Dec. 21 Las Vegas Bowl, BYU vs. Oregon, (1 Mountain West v 3 Pac 10)
Dec. 23 PapaJohn's Bowl at Birmingham, Ala., South Florida vs. East Carolina, (2 Big East v 2 CUSA)
Dec. 24 Hawaii Bowl at Honolulu, Arizona State vs. Hawaii, (3 Pac 10 v 1 WAC)
Dec. 27 Emerald Bowl at San Francisco, Florida State vs. UCLA, (3 ACC v 2 Pac 10)
Dec. 28 Independence Bowl at Shreveport, La., Oklahoma State vs Alabama (3 Big 12 v 3 ACC)
Dec. 28 Holiday Bowl at San Diego, California vs. Texas A&M, (1 Pac 10 v 2 Big 12)
Dec. 28 Texas Bowl at Houston, Rutgers v Kansas State (2 Big East v 3 Big 12)
Dec. 29 Music City Bowl at Nashville, Tenn., Clemson v Kentucky (3 ACC v 3 SEC)
Dec. 29 Sun Bowl at El Paso, Missouri vs. Oregon State, (3 Big 12 v 2 Pac 10)
Dec. 29 Liberty Bowl at Memphis, Tenn., South Carolina vs. Houston, (3 SEC v 1 CUSA)
Dec. 29 Insight Bowl at Tempe, Ariz., Minnesota vs. Texas Tech (3 Big 10 v 3 Big 12)
Dec. 29 Champ Sports Bowl at Orlando, Fla., Purdue v Maryland (3 Big 10 v 3 ACC)
Dec. 30 Meineke Bowl at Charlotte, N.C., Navy vs. Boston College (3 IND v 2 ACC)
Dec. 30 Alamo Bowl at San Antonio, Texas v Iowa (1 Big 12 v 3 Big 10)
Dec. 30 Chick-fil-A Bowl at Atlanta, Georgia v Virginia Tech (3 SEC v 1 ACC)
Dec. 31 MPC Computers Bowl at Boise, Idaho, Nevada vs. Miami, (2 WAC v 3 ACC)
Jan. 1 Outback Bowl at Tampa, Fla., Tennessee v Penn State (3 SEC v 2 Big 10)
Jan. 1 Cotton Bowl at Dallas, Auburn v Nebraska (2 SEC v 2 Big 12)
Jan. 1 Capital One Bowl at Orlando, Fla., Wisconsin vs. Arkansas (2 Big 10 v 2 SEC)
Jan. 1 Gator Bowl at Jacksonville, Fla., Georgia Tech vs. West Virginia (2 ACC v 1 Big East)
Jan. 1 Rose Bowl at Pasadena, Calif., Southern Cal vs. Michigan (1 Pac 10 v 1 Big 10)
Jan. 1 Fiesta Bowl at Glendale, Ariz., Boise State v Oklahoma (1 WAC v 1 Big 12)
Jan. 2 Orange Bowl at Miami, Wake Forest vs. Louisville (1 ACC v 1 Big East)
Jan. 3 Sugar Bowl at New Orleans, Notre Dame v LSU (1 IND v 1 SEC)
Jan. 6 International Bowl at Toronto, Cincinnati vs. Western Michigan, (3 Big East v 2 Mid Am)
Jan. 8 BCS National Championship at Glendale, Ariz., Florida v Ohio State (1 SEC v 1 Big 10)

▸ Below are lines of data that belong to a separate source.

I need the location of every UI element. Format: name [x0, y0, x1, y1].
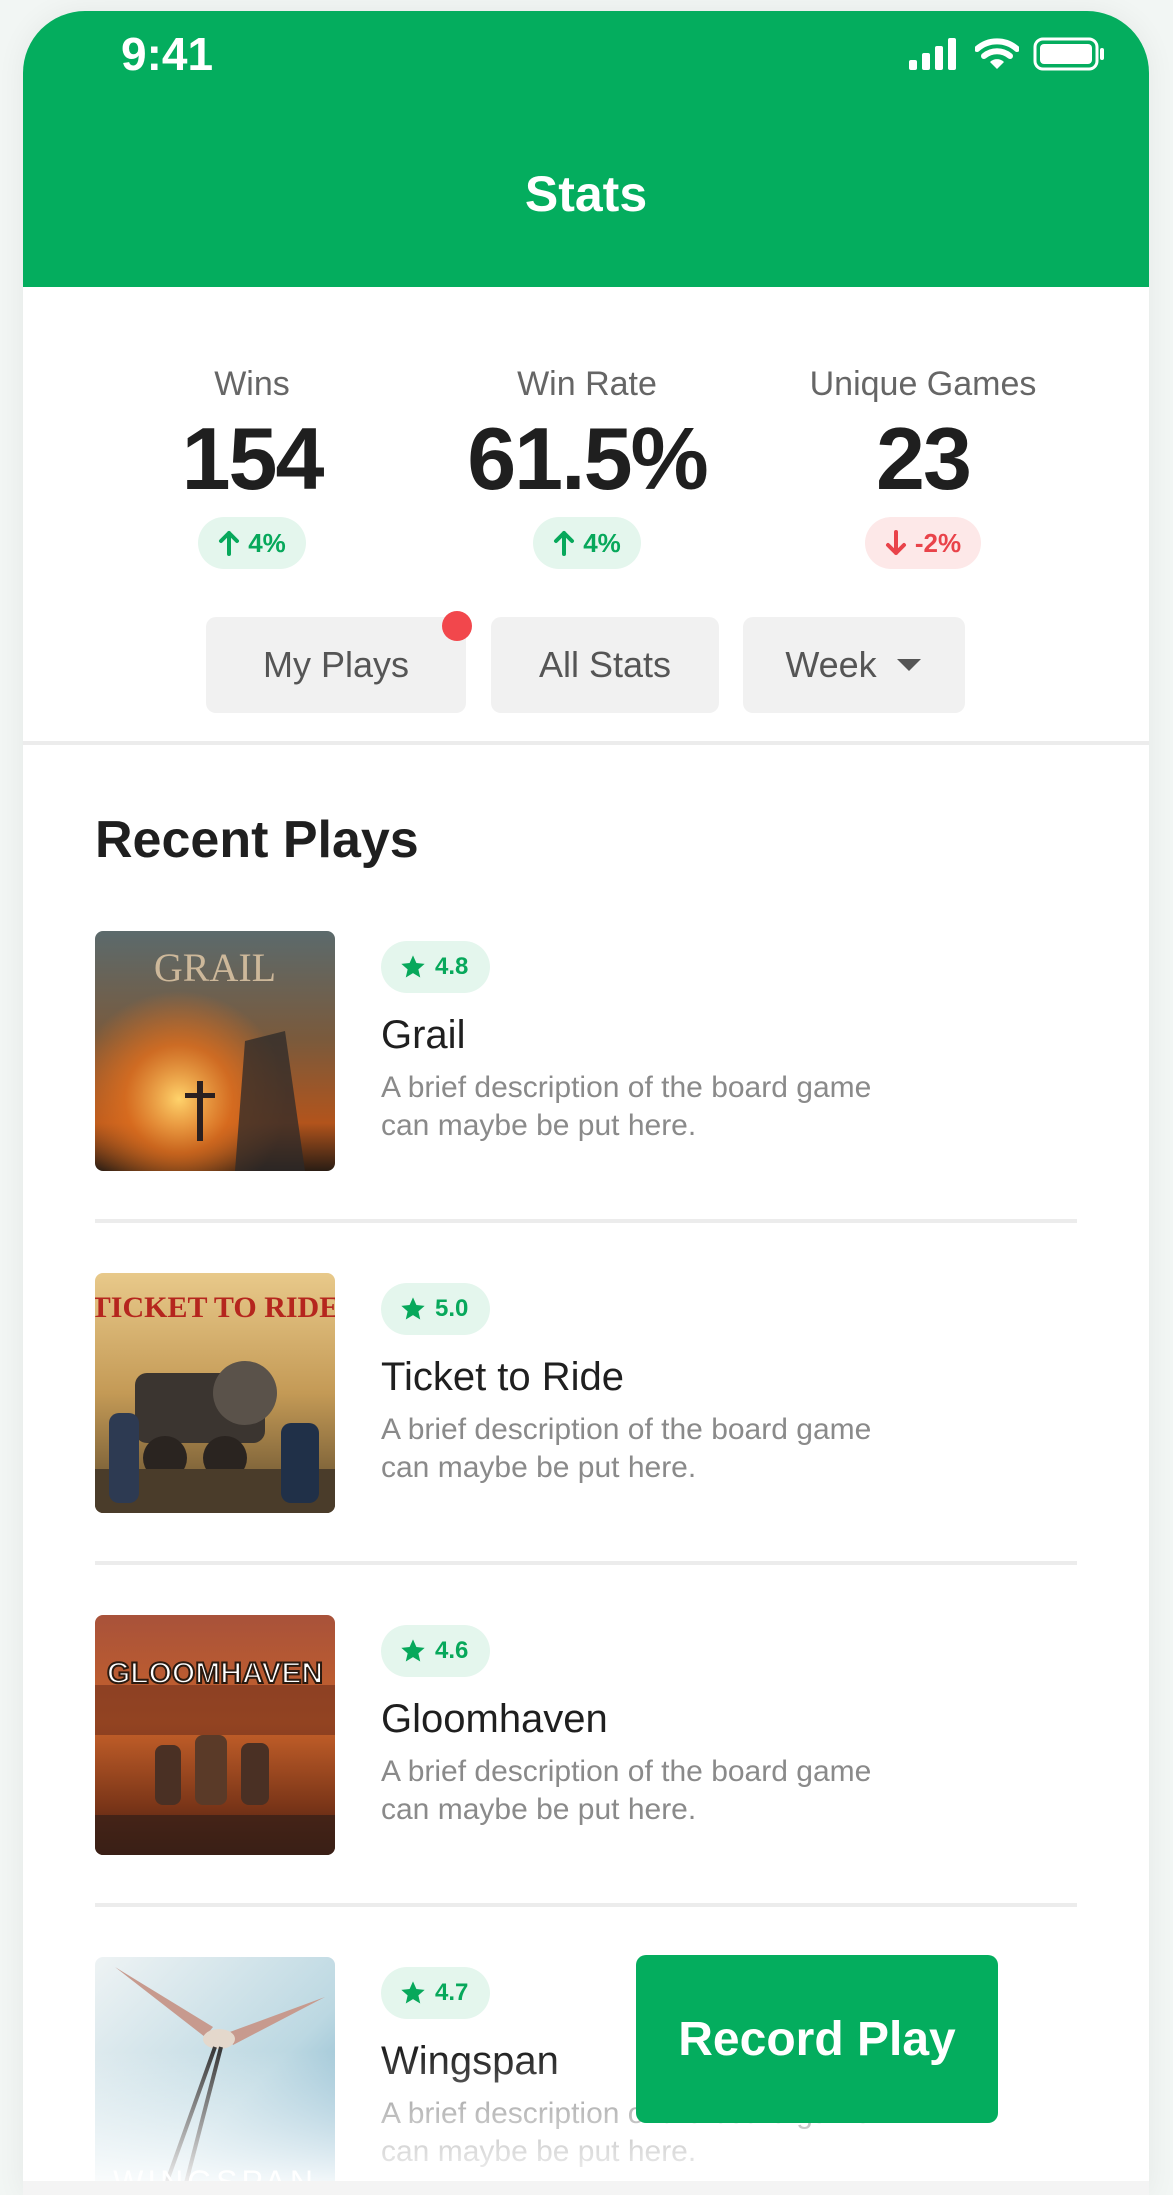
bottom-bar — [23, 2181, 1149, 2195]
trend-value: -2% — [914, 527, 962, 558]
stat-value: 61.5% — [467, 409, 709, 508]
game-title: Ticket to Ride — [381, 1355, 625, 1399]
tab-all-stats[interactable]: All Stats — [491, 617, 719, 713]
game-cover-gloomhaven: GLOOMHAVEN — [95, 1615, 335, 1855]
star-icon — [401, 955, 425, 978]
section-divider — [23, 741, 1149, 745]
stat-win-rate: Win Rate 61.5% 4% — [417, 367, 757, 569]
trend-value: 4% — [248, 527, 286, 558]
rating-value: 4.8 — [435, 953, 469, 980]
rating-badge: 4.6 — [381, 1625, 491, 1677]
item-divider — [95, 1219, 1077, 1223]
game-title: Wingspan — [381, 2039, 559, 2083]
game-cover-wingspan: WINGSPAN — [95, 1957, 335, 2195]
app-header: 9:41 Stats — [23, 11, 1149, 287]
arrow-up-icon — [554, 531, 575, 556]
tab-label: All Stats — [538, 644, 672, 685]
stat-label: Win Rate — [517, 365, 657, 403]
tab-my-plays[interactable]: My Plays — [206, 611, 472, 713]
battery-icon — [1033, 37, 1104, 71]
notification-dot — [442, 611, 472, 641]
game-title: Gloomhaven — [381, 1697, 608, 1741]
game-description: A brief description of the board game ca… — [381, 1755, 872, 1826]
stat-wins: Wins 154 4% — [82, 367, 422, 569]
list-item[interactable]: TICKET TO RIDE 5.0 Ticket to Ride A brie… — [95, 1273, 1077, 1615]
rating-value: 4.6 — [435, 1637, 469, 1664]
status-icons — [909, 37, 1105, 71]
trend-badge-down: -2% — [864, 517, 982, 569]
cover-text: GLOOMHAVEN — [107, 1657, 323, 1690]
list-item[interactable]: GLOOMHAVEN 4.6 Gloomhaven A brief descri… — [95, 1615, 1077, 1957]
phone-screen: 9:41 Stats Wins 154 4% Win Rate 61.5% 4%… — [23, 11, 1149, 2195]
period-label: Week — [785, 644, 877, 685]
trend-badge-up: 4% — [533, 517, 641, 569]
signal-icon — [909, 38, 956, 70]
status-time: 9:41 — [121, 28, 214, 80]
game-cover-grail: GRAIL — [95, 931, 335, 1171]
stat-value: 154 — [181, 409, 325, 508]
trend-value: 4% — [583, 527, 621, 558]
trend-badge-up: 4% — [198, 517, 306, 569]
item-divider — [95, 1561, 1077, 1565]
item-divider — [95, 1903, 1077, 1907]
stat-label: Wins — [214, 365, 290, 403]
star-icon — [401, 1639, 425, 1662]
cover-text: TICKET TO RIDE — [95, 1291, 335, 1324]
cover-text: GRAIL — [154, 945, 276, 990]
section-title: Recent Plays — [95, 811, 419, 869]
record-play-button[interactable]: Record Play — [636, 1955, 998, 2123]
page-title: Stats — [524, 166, 648, 222]
arrow-up-icon — [219, 531, 240, 556]
game-title: Grail — [381, 1013, 466, 1057]
rating-badge: 4.7 — [381, 1967, 491, 2019]
stat-value: 23 — [876, 409, 972, 508]
stat-unique-games: Unique Games 23 -2% — [753, 367, 1093, 569]
caret-down-icon — [896, 659, 921, 671]
list-item[interactable]: GRAIL 4.8 Grail A brief description of t… — [95, 931, 1077, 1273]
star-icon — [401, 1981, 425, 2004]
rating-value: 4.7 — [435, 1979, 469, 2006]
rating-value: 5.0 — [435, 1295, 469, 1322]
period-dropdown[interactable]: Week — [743, 617, 965, 713]
game-description: A brief description of the board game ca… — [381, 1071, 872, 1142]
game-cover-ticket-to-ride: TICKET TO RIDE — [95, 1273, 335, 1513]
star-icon — [401, 1297, 425, 1320]
rating-badge: 5.0 — [381, 1283, 491, 1335]
stat-label: Unique Games — [809, 365, 1037, 403]
arrow-down-icon — [885, 530, 906, 555]
wifi-icon — [975, 38, 1019, 69]
tab-label: My Plays — [262, 644, 410, 685]
stats-summary: Wins 154 4% Win Rate 61.5% 4% Unique Gam… — [23, 287, 1149, 742]
stats-tabs: My Plays All Stats Week — [23, 611, 1149, 713]
rating-badge: 4.8 — [381, 941, 491, 993]
game-description: A brief description of the board game ca… — [381, 1413, 872, 1484]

So, for games already played we have:

Dec 21 – BYU over Oregon (- 1 Pac 10)
Dec 23 – South Florida over East Carolina (+2 Big East)
Dec 24 – Hawaii over ASU (-1 Pac 10)

And current standings:

ACC = 0
Big 10 = 0
Big 12 = 0
Big East = 2
Pac 10 = -2
SEC = 0

Comments welcomed.

Now, let’s see who the best conference really is!

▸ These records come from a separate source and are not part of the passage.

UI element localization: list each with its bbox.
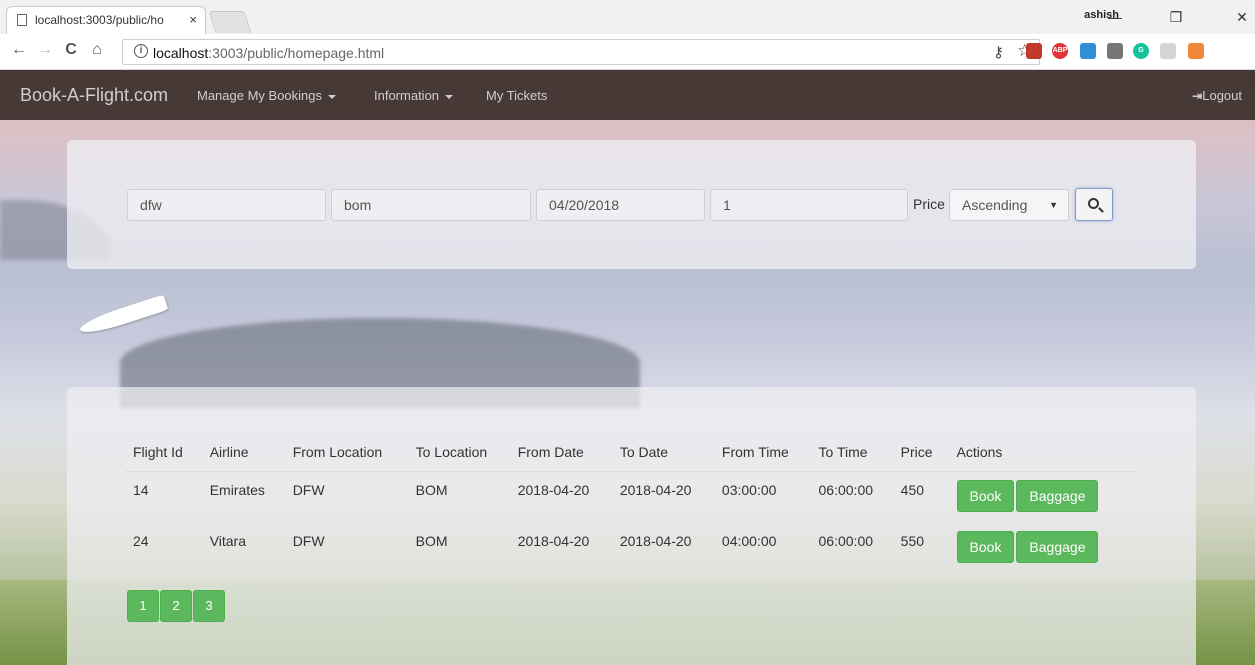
- baggage-button[interactable]: Baggage: [1016, 530, 1099, 563]
- page-button[interactable]: 1: [127, 590, 159, 622]
- browser-tab[interactable]: localhost:3003/public/ho ×: [6, 6, 206, 34]
- sort-value: Ascending: [962, 197, 1028, 213]
- date-input[interactable]: [536, 189, 705, 221]
- column-header: To Location: [407, 431, 510, 472]
- grammarly-extension-icon[interactable]: G: [1133, 43, 1149, 59]
- logout-link[interactable]: ⇥Logout: [1192, 88, 1242, 103]
- table-cell: 04:00:00: [721, 532, 777, 549]
- table-cell: Vitara: [209, 532, 247, 549]
- table-cell: DFW: [284, 471, 408, 523]
- to-input[interactable]: [331, 189, 531, 221]
- table-cell: 03:00:00: [713, 471, 811, 523]
- actions-cell: Book Baggage: [949, 522, 1136, 573]
- column-header: Price: [892, 431, 949, 472]
- caret-down-icon: [328, 94, 337, 99]
- screen-extension-icon[interactable]: [1080, 43, 1096, 59]
- price-sort-select[interactable]: Ascending ▼: [949, 189, 1069, 221]
- close-window-button[interactable]: ✕: [1222, 4, 1255, 30]
- nav-my-tickets[interactable]: My Tickets: [486, 88, 547, 103]
- baggage-button[interactable]: Baggage: [1016, 479, 1099, 512]
- flights-table: Flight Id Airline From Location To Location…: [125, 431, 1135, 573]
- table-row: 24 Vitara DFW BOM 2018-04-20 2018-04-20 04:00:…: [125, 522, 1135, 573]
- book-button[interactable]: Book: [956, 479, 1015, 512]
- info-icon[interactable]: i: [134, 44, 148, 58]
- table-cell: BOM: [415, 532, 448, 549]
- home-icon[interactable]: ⌂: [86, 41, 108, 59]
- dropdown-arrow-icon: ▼: [1049, 200, 1058, 210]
- back-icon[interactable]: ←: [8, 41, 30, 59]
- reload-icon[interactable]: C: [60, 41, 82, 59]
- browser-tab-bar: localhost:3003/public/ho × ashish — ❐ ✕: [0, 0, 1255, 34]
- table-cell: 450: [892, 471, 949, 523]
- table-cell: 550: [900, 532, 925, 549]
- page-icon: [17, 14, 27, 26]
- results-panel: Flight Id Airline From Location To Location…: [67, 387, 1196, 665]
- forward-icon[interactable]: →: [34, 41, 56, 59]
- column-header: From Time: [713, 431, 811, 472]
- url-text: localhost:3003/public/homepage.html: [153, 45, 385, 61]
- page-button[interactable]: 3: [193, 590, 225, 622]
- restore-button[interactable]: ❐: [1156, 4, 1196, 30]
- column-header: To Date: [611, 431, 714, 472]
- nav-manage-bookings[interactable]: Manage My Bookings: [197, 88, 337, 103]
- brand-logo[interactable]: Book-A-Flight.com: [20, 85, 168, 106]
- table-cell: DFW: [292, 532, 325, 549]
- column-header: Airline: [201, 431, 285, 472]
- color-extension-icon[interactable]: [1188, 43, 1204, 59]
- search-panel: Price Ascending ▼: [67, 140, 1196, 269]
- caret-down-icon: [445, 94, 454, 99]
- actions-cell: Book Baggage: [948, 471, 1135, 523]
- table-cell: 2018-04-20: [619, 532, 692, 549]
- table-cell: 14: [125, 471, 202, 523]
- pagination: 123: [127, 590, 226, 622]
- column-header: Actions: [948, 431, 1135, 472]
- table-header-row: Flight Id Airline From Location To Location…: [125, 431, 1135, 472]
- table-row: 14 Emirates DFW BOM 2018-04-20 2018-04-20 03:0…: [125, 471, 1135, 523]
- table-cell: BOM: [407, 471, 510, 523]
- table-cell: Emirates: [201, 471, 285, 523]
- logout-icon: ⇥: [1192, 89, 1203, 103]
- table-cell: 24: [133, 532, 149, 549]
- table-cell: 2018-04-20: [611, 471, 714, 523]
- passengers-input[interactable]: [710, 189, 908, 221]
- search-icon: [1088, 198, 1099, 209]
- column-header: To Time: [810, 431, 893, 472]
- key-icon[interactable]: ⚷: [993, 43, 1004, 61]
- minimize-button[interactable]: —: [1095, 4, 1135, 30]
- from-input[interactable]: [127, 189, 326, 221]
- link-extension-icon[interactable]: [1160, 43, 1176, 59]
- tab-title: localhost:3003/public/ho: [35, 13, 164, 27]
- price-label: Price: [913, 196, 945, 212]
- column-header: From Location: [284, 431, 408, 472]
- search-button[interactable]: [1075, 188, 1113, 221]
- adblock-extension-icon[interactable]: ABP: [1052, 43, 1068, 59]
- bookmark-extension-icon[interactable]: [1026, 43, 1042, 59]
- square-extension-icon[interactable]: [1107, 43, 1123, 59]
- table-cell: 2018-04-20: [517, 532, 590, 549]
- new-tab-button[interactable]: [208, 11, 252, 33]
- page-button[interactable]: 2: [160, 590, 192, 622]
- column-header: From Date: [509, 431, 612, 472]
- book-button[interactable]: Book: [956, 530, 1015, 563]
- column-header: Flight Id: [125, 431, 202, 472]
- nav-information[interactable]: Information: [374, 88, 454, 103]
- url-field[interactable]: i localhost:3003/public/homepage.html ⚷ …: [122, 39, 1040, 65]
- table-cell: 06:00:00: [810, 471, 893, 523]
- airplane-image: [77, 294, 169, 338]
- table-cell: 2018-04-20: [509, 471, 612, 523]
- tab-close-icon[interactable]: ×: [189, 12, 197, 27]
- page-background: Book-A-Flight.com Manage My Bookings Inf…: [0, 70, 1255, 665]
- top-navbar: Book-A-Flight.com Manage My Bookings Inf…: [0, 70, 1255, 120]
- table-cell: 06:00:00: [818, 532, 874, 549]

San_Fran_Gator_Jim said...

Mergz, this is certainly a better model than anything else out there. It will be interesting to see how it shakes out.

Henry Gomez said...

The best part about this is that we can assign points retroactively, kind of like the pre 1930s National Championships!

Mergz said...

Jim - Thanks. I too will be interested to see how it shakes out. As an SEC homer (I admit it) I really tried to make it as fair as possible.

Henry -

I guess I should have waited a week or so, then I could have REALLY done the retroactive bit.